その後、ロマンポルノやピンク映画にはまっていくうちに、団鬼六原作の多さに驚くのである。中でも谷ナオミ主演のSMモノにはまってしまった。『花と蛇』は近々リメイクされるらしいが(杉本彩主演だったかな…?)、小沼勝版のものを最初に見たとき、谷ナオミの佇まいに魅了されてしまった。ぼくはその次の作品にあたる『生贄夫人』が好きだが、どの作品を見ても谷ナオミのプロ根性みたいなものがひしひしと伝わってくる。
そして谷ナオミといえば団鬼六なのである。新潮文庫で『美少年』という団鬼六の短編集が出ている。その中に「妖花−あるポルノ女優伝」というのがある。そのポルノ女優は谷ナオミである。
ともかく、団鬼六の小説は私小説としてよくできていて面白い。俗っぽい雰囲気をもつ作品から悲哀の籠もった人情モノまで、その才能を発揮しているし、時々サドやマゾッホの言葉を引用するのにも、観念的に閉じることのないセンスを感じさせる。

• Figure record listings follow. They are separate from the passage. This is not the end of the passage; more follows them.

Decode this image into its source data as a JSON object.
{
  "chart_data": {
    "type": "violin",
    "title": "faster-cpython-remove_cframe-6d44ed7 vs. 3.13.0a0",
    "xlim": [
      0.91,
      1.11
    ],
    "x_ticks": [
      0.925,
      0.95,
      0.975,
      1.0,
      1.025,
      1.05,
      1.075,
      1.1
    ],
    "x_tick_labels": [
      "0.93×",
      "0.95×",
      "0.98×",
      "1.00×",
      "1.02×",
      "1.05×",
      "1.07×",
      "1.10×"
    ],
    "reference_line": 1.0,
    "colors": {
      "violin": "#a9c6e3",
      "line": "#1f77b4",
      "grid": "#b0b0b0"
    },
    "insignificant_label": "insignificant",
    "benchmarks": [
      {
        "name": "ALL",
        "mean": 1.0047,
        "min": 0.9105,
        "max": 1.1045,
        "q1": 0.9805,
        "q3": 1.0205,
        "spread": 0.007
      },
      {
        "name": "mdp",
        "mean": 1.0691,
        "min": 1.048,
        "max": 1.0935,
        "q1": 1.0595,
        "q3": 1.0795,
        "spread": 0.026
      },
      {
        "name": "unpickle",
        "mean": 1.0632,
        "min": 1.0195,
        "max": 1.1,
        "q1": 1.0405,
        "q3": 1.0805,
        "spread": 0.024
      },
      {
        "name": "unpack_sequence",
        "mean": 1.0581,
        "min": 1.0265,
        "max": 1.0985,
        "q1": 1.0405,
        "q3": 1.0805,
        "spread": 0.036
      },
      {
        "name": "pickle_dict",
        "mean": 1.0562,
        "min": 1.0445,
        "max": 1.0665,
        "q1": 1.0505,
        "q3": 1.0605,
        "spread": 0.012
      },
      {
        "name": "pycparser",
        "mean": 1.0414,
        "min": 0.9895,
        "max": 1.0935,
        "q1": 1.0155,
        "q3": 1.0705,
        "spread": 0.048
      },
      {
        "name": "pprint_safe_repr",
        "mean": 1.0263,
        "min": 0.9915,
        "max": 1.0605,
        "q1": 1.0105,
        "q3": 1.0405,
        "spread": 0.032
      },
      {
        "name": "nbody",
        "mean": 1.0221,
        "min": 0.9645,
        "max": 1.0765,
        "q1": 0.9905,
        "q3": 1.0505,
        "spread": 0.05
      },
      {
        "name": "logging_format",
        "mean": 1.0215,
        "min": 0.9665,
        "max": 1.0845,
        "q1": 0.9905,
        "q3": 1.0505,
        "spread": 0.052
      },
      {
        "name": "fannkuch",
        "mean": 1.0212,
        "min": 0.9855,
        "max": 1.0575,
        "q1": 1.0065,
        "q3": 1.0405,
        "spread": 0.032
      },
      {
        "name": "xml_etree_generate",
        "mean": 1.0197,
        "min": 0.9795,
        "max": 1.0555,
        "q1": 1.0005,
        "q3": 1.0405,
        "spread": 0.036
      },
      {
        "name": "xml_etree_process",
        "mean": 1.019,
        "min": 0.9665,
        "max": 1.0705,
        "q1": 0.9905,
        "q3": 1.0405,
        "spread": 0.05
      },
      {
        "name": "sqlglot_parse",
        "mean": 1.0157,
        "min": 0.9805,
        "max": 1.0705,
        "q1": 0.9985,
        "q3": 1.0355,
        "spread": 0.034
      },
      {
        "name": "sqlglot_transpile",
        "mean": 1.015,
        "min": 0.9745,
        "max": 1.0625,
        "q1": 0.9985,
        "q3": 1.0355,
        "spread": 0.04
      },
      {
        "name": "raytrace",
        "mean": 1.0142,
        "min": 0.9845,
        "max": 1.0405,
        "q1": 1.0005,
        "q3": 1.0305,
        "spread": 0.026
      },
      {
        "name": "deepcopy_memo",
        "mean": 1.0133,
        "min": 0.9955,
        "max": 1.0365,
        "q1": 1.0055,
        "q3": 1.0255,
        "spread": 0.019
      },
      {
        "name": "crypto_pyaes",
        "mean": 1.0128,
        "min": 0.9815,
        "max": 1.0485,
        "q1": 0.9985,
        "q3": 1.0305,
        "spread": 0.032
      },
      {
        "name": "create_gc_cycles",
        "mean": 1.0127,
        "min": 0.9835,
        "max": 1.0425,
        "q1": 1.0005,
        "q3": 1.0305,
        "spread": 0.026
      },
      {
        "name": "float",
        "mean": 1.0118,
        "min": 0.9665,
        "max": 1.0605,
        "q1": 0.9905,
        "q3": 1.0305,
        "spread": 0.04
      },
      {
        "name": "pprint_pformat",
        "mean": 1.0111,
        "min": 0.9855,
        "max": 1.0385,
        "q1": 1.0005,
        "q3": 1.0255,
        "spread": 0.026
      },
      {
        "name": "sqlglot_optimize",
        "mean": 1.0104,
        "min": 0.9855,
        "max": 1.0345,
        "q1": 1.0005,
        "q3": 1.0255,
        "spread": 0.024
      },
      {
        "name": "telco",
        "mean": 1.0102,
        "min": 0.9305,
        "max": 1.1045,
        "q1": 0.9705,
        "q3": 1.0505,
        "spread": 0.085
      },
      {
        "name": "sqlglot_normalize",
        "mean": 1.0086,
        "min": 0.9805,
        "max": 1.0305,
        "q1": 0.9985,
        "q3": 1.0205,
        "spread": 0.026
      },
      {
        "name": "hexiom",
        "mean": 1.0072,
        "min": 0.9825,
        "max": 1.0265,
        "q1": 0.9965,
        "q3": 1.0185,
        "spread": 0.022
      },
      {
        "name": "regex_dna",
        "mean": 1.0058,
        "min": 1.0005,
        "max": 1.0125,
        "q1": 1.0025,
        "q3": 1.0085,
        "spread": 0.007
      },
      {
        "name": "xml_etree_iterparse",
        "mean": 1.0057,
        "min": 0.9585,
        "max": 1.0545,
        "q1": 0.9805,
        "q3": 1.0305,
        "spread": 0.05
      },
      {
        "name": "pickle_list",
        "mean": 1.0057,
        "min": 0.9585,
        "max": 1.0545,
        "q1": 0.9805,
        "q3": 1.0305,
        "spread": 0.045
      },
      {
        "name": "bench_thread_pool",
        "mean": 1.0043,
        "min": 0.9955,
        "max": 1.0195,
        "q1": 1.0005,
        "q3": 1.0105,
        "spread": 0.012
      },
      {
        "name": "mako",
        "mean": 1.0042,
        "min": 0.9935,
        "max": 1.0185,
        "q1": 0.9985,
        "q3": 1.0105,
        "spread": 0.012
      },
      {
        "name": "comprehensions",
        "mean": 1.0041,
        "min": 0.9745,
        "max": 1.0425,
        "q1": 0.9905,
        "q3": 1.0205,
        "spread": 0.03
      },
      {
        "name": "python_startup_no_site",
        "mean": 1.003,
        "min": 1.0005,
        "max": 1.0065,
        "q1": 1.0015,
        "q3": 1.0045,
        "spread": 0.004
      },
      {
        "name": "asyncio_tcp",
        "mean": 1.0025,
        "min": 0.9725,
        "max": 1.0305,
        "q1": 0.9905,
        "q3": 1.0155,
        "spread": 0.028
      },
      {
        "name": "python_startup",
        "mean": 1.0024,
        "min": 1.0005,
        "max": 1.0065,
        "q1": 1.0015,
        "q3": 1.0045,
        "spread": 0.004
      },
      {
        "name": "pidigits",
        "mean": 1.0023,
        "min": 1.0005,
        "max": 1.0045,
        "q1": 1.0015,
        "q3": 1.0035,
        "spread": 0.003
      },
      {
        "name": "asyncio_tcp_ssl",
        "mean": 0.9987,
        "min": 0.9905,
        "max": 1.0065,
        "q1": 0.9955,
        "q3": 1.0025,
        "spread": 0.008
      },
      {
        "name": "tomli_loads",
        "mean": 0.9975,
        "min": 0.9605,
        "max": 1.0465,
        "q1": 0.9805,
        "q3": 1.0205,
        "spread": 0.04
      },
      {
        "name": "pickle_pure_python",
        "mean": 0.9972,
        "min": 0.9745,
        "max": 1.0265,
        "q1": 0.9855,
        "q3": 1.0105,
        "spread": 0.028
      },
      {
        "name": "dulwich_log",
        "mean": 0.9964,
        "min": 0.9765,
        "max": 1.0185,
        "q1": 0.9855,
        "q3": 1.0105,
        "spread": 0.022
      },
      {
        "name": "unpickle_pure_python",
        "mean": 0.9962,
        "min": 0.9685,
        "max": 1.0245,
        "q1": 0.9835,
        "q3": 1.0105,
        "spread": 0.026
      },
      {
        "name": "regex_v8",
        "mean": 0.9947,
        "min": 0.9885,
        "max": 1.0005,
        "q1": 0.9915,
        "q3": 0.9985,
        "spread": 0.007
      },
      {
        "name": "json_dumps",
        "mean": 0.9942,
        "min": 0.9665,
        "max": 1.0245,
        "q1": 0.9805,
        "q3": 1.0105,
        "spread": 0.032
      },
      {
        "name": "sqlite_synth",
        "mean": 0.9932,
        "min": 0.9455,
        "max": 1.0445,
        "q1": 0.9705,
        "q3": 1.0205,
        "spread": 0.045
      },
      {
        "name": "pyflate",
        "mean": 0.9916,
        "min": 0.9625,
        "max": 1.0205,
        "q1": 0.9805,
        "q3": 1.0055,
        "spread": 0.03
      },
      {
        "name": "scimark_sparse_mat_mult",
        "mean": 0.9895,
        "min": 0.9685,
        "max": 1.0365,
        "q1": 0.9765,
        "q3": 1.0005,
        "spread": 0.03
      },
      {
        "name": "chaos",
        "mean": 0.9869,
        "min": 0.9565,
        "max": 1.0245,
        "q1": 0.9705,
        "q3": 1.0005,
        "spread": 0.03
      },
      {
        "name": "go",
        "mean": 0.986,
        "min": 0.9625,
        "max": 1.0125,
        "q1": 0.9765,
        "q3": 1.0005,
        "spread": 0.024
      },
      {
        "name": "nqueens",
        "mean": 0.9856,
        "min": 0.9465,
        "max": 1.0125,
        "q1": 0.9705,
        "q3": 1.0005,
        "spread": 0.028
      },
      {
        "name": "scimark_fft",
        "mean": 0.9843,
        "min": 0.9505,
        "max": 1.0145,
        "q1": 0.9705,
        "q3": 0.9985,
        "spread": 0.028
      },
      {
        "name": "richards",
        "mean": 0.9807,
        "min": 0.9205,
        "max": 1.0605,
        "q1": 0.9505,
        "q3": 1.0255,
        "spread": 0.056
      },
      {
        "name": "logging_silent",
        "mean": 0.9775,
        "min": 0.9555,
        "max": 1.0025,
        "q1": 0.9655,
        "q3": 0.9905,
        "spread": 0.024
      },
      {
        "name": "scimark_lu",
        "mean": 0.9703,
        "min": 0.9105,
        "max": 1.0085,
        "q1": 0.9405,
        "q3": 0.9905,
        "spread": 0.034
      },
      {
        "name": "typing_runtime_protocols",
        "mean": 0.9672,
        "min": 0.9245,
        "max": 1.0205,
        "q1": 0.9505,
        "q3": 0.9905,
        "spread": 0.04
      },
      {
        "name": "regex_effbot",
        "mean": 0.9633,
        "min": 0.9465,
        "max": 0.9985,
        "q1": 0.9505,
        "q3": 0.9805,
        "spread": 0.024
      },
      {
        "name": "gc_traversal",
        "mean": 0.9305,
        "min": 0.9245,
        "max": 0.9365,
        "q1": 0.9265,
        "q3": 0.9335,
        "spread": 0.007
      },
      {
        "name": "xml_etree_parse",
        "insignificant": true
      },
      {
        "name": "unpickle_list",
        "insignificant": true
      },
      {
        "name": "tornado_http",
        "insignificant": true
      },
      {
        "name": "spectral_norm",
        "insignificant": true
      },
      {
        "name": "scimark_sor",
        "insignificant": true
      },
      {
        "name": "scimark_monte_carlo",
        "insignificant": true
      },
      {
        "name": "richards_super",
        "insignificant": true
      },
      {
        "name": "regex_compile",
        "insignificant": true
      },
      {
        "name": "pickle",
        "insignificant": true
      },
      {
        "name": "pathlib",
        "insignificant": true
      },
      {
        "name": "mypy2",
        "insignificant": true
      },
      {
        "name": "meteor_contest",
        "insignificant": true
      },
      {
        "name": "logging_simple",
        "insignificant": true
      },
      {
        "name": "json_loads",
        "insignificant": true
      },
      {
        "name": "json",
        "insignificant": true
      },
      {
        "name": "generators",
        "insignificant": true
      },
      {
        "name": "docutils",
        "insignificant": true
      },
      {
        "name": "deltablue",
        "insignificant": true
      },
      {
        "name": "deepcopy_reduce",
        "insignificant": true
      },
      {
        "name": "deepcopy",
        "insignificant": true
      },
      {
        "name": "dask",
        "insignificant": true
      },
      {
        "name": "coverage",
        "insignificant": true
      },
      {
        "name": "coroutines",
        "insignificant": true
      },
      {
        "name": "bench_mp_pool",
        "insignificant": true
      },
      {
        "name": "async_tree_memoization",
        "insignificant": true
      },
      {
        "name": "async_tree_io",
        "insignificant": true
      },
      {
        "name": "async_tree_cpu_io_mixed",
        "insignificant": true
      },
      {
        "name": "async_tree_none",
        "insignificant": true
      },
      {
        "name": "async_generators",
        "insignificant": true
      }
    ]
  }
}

それにしてもロマンポルノをもっと上映して欲しい。新橋ロマンや池袋シネロマンでさえ、つまらないピンク映画を上映することが多いし、この夏実家のある岡山に帰省したとき、日活の直営映画館(確か全国に十数館しかなかったはず)に行ってみたが、やはり最近のピンク映画を上映していた。ピンク映画館に行くとやたらと男同士の情交に出くわすし、ロマンポルノの名作を上映すれば今でもたくさんのファンが駆けつけるはずなのに、何か上映できない問題でもあるのだろうか。神代辰巳田中登の傑作をスクリーンで観たいと切に願う。もう20年早く生まれていればなぁ…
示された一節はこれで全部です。